Some proportion of the subject rankings (as for the overall rankings) seem to stem from reputation, usually assessed simply by asking other academics about other departments in their field. This is obviously a little circular, but the assumption that academics’ views of departments in their field will track more objective features of those institutions may be a fair one. The subject rankings also integrate a measure of employer reputation, for which the views of employers are solicited. It doesn’t seem out of the question that European classics departments profit here from the higher cultural prestige of classics in European societies; whether they should (because universities that invest in the subjects their societies value should be rewarded for that, say) brings us into some ultimately quite philosophical questions.
The main point of this post, though, is that the world ranking systems discussed above still don’t do a fantastic job of tracking achievement in humanities research. The ARWU completely excludes the humanities, while the other world rankings don’t give credit for books on an equal basis with articles and rely on a list of ‘highly cited researchers’ which excludes humanists from the get-go. As for classics in particular, the QS rankings seem to be pretty good at ranking classics departments; but none of the other ranking systems even has a category for classics.

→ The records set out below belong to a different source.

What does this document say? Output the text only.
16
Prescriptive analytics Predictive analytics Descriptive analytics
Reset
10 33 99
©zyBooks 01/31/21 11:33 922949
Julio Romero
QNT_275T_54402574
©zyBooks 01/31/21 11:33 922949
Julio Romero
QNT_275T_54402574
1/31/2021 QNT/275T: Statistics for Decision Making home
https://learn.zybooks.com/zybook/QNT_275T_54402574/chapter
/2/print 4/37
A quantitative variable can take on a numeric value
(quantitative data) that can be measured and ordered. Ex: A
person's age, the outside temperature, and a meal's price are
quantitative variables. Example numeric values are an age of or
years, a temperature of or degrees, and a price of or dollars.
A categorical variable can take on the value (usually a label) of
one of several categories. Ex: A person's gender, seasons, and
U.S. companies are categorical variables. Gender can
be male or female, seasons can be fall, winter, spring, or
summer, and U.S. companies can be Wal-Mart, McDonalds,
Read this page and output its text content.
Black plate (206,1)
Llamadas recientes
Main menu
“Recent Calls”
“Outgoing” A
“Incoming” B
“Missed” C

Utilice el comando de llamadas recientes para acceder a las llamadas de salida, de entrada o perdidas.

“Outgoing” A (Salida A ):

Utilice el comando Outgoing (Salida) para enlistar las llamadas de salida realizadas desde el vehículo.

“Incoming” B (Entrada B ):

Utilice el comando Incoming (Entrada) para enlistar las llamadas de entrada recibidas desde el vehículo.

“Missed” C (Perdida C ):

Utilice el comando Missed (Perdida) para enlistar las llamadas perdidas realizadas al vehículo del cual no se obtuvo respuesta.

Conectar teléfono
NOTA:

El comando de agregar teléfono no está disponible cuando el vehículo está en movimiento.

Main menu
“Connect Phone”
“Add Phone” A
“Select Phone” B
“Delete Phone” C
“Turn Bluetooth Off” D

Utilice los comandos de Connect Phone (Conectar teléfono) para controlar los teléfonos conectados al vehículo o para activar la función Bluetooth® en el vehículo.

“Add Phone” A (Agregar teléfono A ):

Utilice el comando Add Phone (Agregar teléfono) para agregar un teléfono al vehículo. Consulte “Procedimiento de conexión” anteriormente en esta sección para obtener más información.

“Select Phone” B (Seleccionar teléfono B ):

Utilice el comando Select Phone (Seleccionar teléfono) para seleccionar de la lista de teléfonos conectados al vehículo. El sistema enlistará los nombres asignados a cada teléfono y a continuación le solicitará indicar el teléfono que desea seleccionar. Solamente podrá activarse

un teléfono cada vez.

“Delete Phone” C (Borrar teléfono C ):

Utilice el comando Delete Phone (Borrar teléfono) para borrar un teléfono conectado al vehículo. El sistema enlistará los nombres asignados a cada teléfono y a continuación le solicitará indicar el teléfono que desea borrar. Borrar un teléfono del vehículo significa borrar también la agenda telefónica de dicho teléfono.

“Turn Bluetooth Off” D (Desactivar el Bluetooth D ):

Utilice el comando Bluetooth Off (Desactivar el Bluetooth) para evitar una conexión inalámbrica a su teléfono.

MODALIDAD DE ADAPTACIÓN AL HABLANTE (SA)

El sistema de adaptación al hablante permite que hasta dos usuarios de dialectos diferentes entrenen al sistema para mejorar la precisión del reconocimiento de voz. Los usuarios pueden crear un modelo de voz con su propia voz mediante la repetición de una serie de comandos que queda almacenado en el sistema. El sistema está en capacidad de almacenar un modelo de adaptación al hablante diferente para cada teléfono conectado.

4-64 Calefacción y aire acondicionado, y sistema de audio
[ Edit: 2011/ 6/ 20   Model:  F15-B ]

To the extent that university administrators are paying attention to these rankings, all of this is bad news for the humanities. If university administrators are keen to climb rankings in which the humanities count for less than other fields, they will be less likely to allocate funds to the humanities rather than to other parts of the university.
What follows? Only that humanists and humanities organizations might make more noise about their - to use a humanities term - systematic erasure from rankings like the ARWU. It might make sense not only to raise awareness of world rankings’ humanities blind spot, though, but also to raise questions when your university celebrates a climb up any of these particular ladders. Classicists might want to encourage their institutions to pay more attention to the QS rankings in particular - on the quite reasonable grounds that it actually does a better job at measuring the research that classicists are producing.
Helping universities choose rankings that more accurately reflect the real productivity of scholars employed in different fields won’t solve the crisis in the humanities on its own, of course, nor will it provide a panacea for classics. But as part of a broader, multi-pronged strategy (alongside more public engagement, say, and less ideological solipsism) it might just help improve things in disciplines that were once at the heart of the university project.